What you can do now as a developer is test the page on DevTools and try removing cross-origin iframes.

fergald commented 6 months ago

@tunetheweb we drop all frames from the tree that do not contribute to blocking. Every frame in the NRR tree either has blocking reasons or contains a descendant with a blocking reasons. If you can find instances where this is not the case, it's a bug.

I'm incorrect. I thought that was what we did and I think it's what we should do (since I see no point in keeping all those empty frames around).

tunetheweb commented 6 months ago

So there's still no indicator on the navigation entry if the bfcache was used. Just if it was not used? (From it can be somewhat inferred if it was used, but pretty unreliably with lots of edge cases).

At the moment we have this text in the article:

For PerformanceNavigationTiming objects that do not represent history navigations, the notRestoredReasons property will return null. This is useful for determining whether bfcache is not relevant to a particular navigation, as opposed to notRestoredReasons not being supported in which case it would return undefined.

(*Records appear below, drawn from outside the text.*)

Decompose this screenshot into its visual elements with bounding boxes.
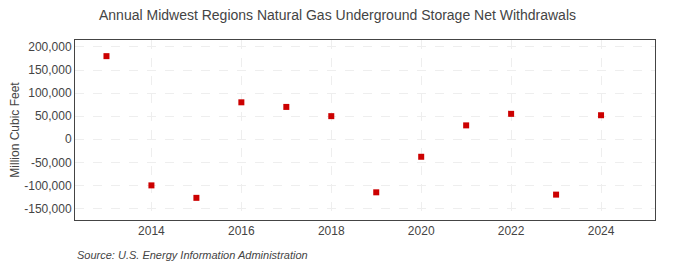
svg-text:-100,000: -100,000 [24,179,72,193]
svg-text:Million Cubic Feet: Million Cubic Feet [8,82,22,178]
svg-text:Source: U.S. Energy Informatio: Source: U.S. Energy Information Administ… [77,249,308,261]
svg-text:Annual Midwest Regions Natural: Annual Midwest Regions Natural Gas Under… [99,7,576,23]
svg-text:2024: 2024 [588,224,615,238]
svg-text:100,000: 100,000 [28,86,72,100]
svg-text:200,000: 200,000 [28,40,72,54]
svg-text:150,000: 150,000 [28,63,72,77]
svg-text:2022: 2022 [498,224,525,238]
svg-text:50,000: 50,000 [35,109,72,123]
svg-text:2014: 2014 [138,224,165,238]
svg-text:-150,000: -150,000 [24,202,72,216]
svg-text:2018: 2018 [318,224,345,238]
svg-text:2016: 2016 [228,224,255,238]
svg-text:-50,000: -50,000 [31,156,72,170]
svg-text:2020: 2020 [408,224,435,238]
svg-text:0: 0 [65,132,72,146]
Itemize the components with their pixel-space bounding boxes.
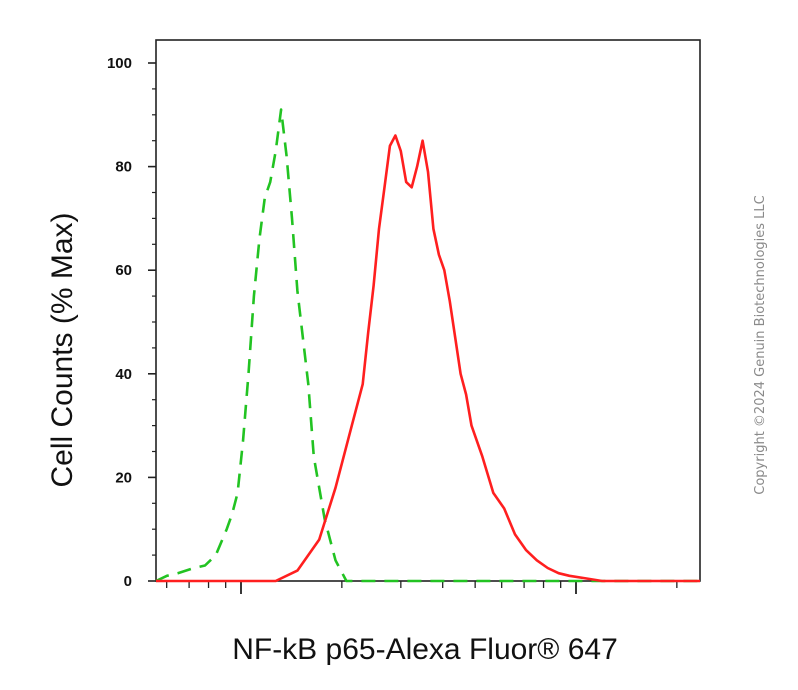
y-axis-ticks: 0 20 40 60 80 100	[107, 55, 156, 590]
y-tick-label: 40	[115, 366, 132, 383]
y-tick-label: 60	[115, 262, 132, 279]
copyright-watermark: Copyright ©2024 Genuin Biotechnologies L…	[753, 195, 768, 494]
x-axis-title: NF-kB p65-Alexa Fluor® 647	[232, 633, 618, 666]
y-tick-label: 100	[107, 55, 132, 72]
x-axis-ticks	[166, 581, 678, 594]
sample-histogram	[156, 134, 700, 583]
y-tick-label: 0	[124, 573, 132, 590]
isotype-control-histogram	[155, 108, 700, 583]
y-axis-title: Cell Counts (% Max)	[46, 212, 79, 487]
series-layer	[155, 108, 700, 583]
plot-border	[155, 39, 701, 582]
y-tick-label: 20	[115, 469, 132, 486]
y-tick-label: 80	[115, 159, 132, 176]
plot-frame	[155, 39, 701, 582]
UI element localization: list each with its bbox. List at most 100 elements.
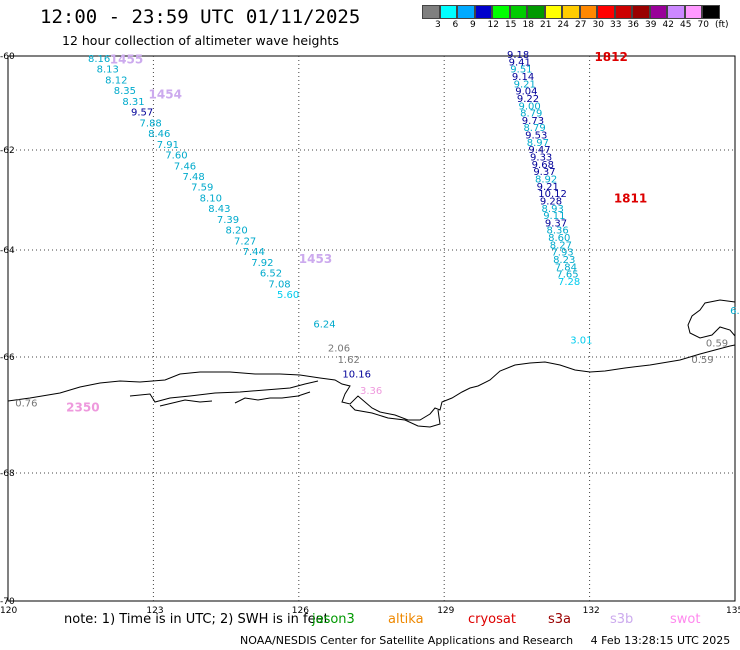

But guess that's not the case anymore so will remove that. BIt of a shame there's no reliable indicator and you still have to depend on event.persisted for this.

I'm also seeing weirdness where it doesn't update after being set. For example, navigate to https://web.dev, then www.example.com, then hit back to return to https://web.dev. Go make a cup of tea and wait for a bit. Navigate forwards to https://www.example.com and you get a notRestoredReason of "timeout". So far so good. Now navigate to another site (e.g. developer.chrome.com). I would expect that to put www.example.com into the bfcache, but when I go back I still have a notRestoredReason of "timeout". Is that expected?

rubberyuzu commented 6 months ago

I would expect that to put www.example.com into the bfcache, but when I go back I still have a notRestoredReason of "timeout". Is that expected?

I was able to reproduce this bug. Let me file a bug and address this. Thanks!

rubberyuzu commented 6 months ago

Sorry, I was incorrect. This is an expected behavior. NotRestoredReasons are only built when unloading a document - e.g. only for non-bfcache history navigation. (spec) So if the next navigation is restored from bfcache, NotRestoredReasons are never updated, and the reasons are supposed to stay.

We have a wpt for this too. https://source.chromium.org/chromium/chromium/src/+/main:third_party/blink/web_tests/external/wpt/performance-timeline/not-restored-reasons/performance-navigation-timing-bfcache-reasons-stay.tentative.window.js

tunetheweb commented 6 months ago

Moving discussion of this to #17 as it's drifted far away from the original reason (my fault!).